And a more readable output:

>>> {k:dict(v) for k,v in counter.items()}
{'the': {'cat': 1, 'dog': 1}, 'dog': {'chased': 1}, 'chased': {'the': 1}}
>>>

Answer 3

Firstly that is some brave cat who chased a dog! Secondly it is a little tricky because we don't interact with this type of parsing every day.
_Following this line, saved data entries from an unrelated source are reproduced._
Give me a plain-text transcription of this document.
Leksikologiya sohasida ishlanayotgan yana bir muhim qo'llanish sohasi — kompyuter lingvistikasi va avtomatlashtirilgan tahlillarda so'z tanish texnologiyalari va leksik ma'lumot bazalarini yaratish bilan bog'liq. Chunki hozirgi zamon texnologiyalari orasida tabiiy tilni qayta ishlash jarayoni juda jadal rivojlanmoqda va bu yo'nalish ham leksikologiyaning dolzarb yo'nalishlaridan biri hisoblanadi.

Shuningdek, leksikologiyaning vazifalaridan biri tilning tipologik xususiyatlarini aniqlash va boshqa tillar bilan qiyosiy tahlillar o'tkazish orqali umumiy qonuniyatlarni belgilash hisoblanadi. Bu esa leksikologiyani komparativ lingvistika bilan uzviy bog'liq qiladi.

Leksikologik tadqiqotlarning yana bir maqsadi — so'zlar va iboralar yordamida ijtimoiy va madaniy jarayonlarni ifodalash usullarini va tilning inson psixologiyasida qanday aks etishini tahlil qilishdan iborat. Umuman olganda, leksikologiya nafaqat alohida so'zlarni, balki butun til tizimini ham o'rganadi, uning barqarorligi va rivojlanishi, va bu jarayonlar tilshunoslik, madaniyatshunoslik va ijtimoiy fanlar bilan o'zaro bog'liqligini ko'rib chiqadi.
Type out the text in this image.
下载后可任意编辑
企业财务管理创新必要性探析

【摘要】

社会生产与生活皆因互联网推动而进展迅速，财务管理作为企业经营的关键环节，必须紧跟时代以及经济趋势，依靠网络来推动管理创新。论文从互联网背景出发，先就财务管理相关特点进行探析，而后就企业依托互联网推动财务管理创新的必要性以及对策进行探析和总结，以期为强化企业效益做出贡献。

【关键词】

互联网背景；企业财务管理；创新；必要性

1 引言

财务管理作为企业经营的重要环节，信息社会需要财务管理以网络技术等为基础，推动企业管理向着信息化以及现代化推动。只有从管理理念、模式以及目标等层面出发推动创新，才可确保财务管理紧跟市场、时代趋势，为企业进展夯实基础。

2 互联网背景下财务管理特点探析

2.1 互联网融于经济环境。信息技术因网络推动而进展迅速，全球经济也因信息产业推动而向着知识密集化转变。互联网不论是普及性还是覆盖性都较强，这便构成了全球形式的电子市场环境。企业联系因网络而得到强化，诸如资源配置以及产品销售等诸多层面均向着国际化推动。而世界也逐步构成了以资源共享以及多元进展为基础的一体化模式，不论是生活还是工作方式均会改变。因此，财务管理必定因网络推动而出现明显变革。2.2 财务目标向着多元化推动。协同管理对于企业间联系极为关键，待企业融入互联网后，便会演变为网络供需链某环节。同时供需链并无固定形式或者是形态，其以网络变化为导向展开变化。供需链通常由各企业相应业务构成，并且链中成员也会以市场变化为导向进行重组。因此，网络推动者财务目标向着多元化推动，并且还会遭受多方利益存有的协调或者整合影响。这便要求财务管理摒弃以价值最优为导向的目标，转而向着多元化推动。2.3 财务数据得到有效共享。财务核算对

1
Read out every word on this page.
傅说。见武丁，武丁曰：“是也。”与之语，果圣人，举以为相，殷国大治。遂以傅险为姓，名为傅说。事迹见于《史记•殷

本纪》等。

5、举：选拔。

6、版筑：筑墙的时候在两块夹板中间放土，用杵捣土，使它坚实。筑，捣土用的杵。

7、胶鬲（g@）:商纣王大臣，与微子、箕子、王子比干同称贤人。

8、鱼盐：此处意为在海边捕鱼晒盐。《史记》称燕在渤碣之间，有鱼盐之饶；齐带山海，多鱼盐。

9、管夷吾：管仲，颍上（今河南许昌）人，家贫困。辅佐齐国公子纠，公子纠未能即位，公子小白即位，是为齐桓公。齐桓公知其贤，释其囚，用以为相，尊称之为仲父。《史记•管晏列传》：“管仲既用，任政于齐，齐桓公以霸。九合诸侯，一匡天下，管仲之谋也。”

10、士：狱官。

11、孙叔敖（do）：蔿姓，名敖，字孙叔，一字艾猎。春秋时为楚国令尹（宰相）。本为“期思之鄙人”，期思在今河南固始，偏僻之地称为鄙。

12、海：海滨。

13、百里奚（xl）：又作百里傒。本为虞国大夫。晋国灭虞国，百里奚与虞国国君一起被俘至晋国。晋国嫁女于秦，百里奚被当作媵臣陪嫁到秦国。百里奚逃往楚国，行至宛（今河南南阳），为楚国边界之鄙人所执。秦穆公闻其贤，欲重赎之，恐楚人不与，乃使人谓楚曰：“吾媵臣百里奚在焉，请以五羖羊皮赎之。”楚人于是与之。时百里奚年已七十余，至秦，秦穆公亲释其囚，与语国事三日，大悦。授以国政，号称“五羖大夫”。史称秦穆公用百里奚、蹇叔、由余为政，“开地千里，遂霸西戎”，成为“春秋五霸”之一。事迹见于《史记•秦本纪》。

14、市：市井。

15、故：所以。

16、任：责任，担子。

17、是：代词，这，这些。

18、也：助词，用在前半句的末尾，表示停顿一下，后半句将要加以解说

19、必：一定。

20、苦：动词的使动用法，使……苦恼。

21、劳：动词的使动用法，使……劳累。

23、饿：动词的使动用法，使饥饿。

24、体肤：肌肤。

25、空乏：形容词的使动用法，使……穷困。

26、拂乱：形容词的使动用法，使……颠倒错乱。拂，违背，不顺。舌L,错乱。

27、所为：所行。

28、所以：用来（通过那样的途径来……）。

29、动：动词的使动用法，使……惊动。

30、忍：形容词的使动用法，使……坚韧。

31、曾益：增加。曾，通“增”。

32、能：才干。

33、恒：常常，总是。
Here's the code:

k = "The cat chased the dog."
sp = k.split()
res = {}
prev = ''
for w in sp:
    word = w.lower().replace('.', '')
    if prev in res:
        if word.lower() in res[prev]:
            res[prev][word] += 1
        else:
            res[prev][word] = 1
    elif not prev == '':
        res[prev] = {word: 1}
    prev = word
print res

Answer 4

You could:

1. Create a list of stripped words;
2. Create word pairs with either zip(list_, list_[1:]) or any method that iterates by pairs;
3. Create a dict of first words in the pair followed by a list of the second word of the pair;
4. Count the words in the list.

Like so:

from collections import Counter
s="The cat chased the dog."
li=[w.lower().strip('.,') for w in s.split()] # list of the words
di={}                                         
for a,b in zip(li,li[1:]):                    # words by pairs
    di.setdefault(a,[]).append(b)             # list of the words following first

di={k:dict(Counter(v)) for k,v in di.items()} # count the words
>>> di
{'the': {'dog': 1, 'cat': 1}, 'chased': {'the': 1}, 'cat': {'chased': 1}}

If you have a file, just read from the file into a string and proceed.

---

Alternatively, you could

1. Same first two steps
2. Use a defaultdict with a Counter as a factory.

Like so:

from collections import Counter, defaultdict
li=[w.lower().strip('.,') for w in s.split()]
dd=defaultdict(Counter)
for a,b in zip(li, li[1:]):
    dd[a][b]+=1

>>> dict(dd)
{'the': Counter({'dog': 1, 'cat': 1}), 'chased': Counter({'the': 1}), 'cat': Counter({'chased': 1})}

Or,

>>> {k:dict(v) for k,v in dd.items()}   
{'the': {'dog': 1, 'cat': 1}, 'chased': {'the': 1}, 'cat': {'chased': 1}}

Answer 5

I think this is a one pass solution without importing defaultdict. Also it has punctuation stripping. I have tried to optimize it for large files or repeated opening of files

from itertools import islice

class defaultdictint(dict):
    def __missing__(self,k):
        r = self[k] = 0
        return r

class defaultdictdict(dict):
    def __missing__(self,k):
        r = self[k] = defaultdictint()
        return r

keep = set('1234567890abcdefghijklmnopqrstuvwxy ABCDEFGHIJKLMNOPQRSTUVWXYZ')

def count_words(file):
    d = defaultdictdict()
    with open(file,"r") as f:
        for line in f:
            line = ''.join(filter(keep.__contains__,line)).strip().lower().split()
            for one,two in zip(line,islice(line,1,None)):
                d[one][two] += 1
    return d

print (count_words("example.txt"))

will output:

{'chased': {'the': 1}, 'cat': {'chased': 1}, 'the': {'dog': 1, 'cat': 1}}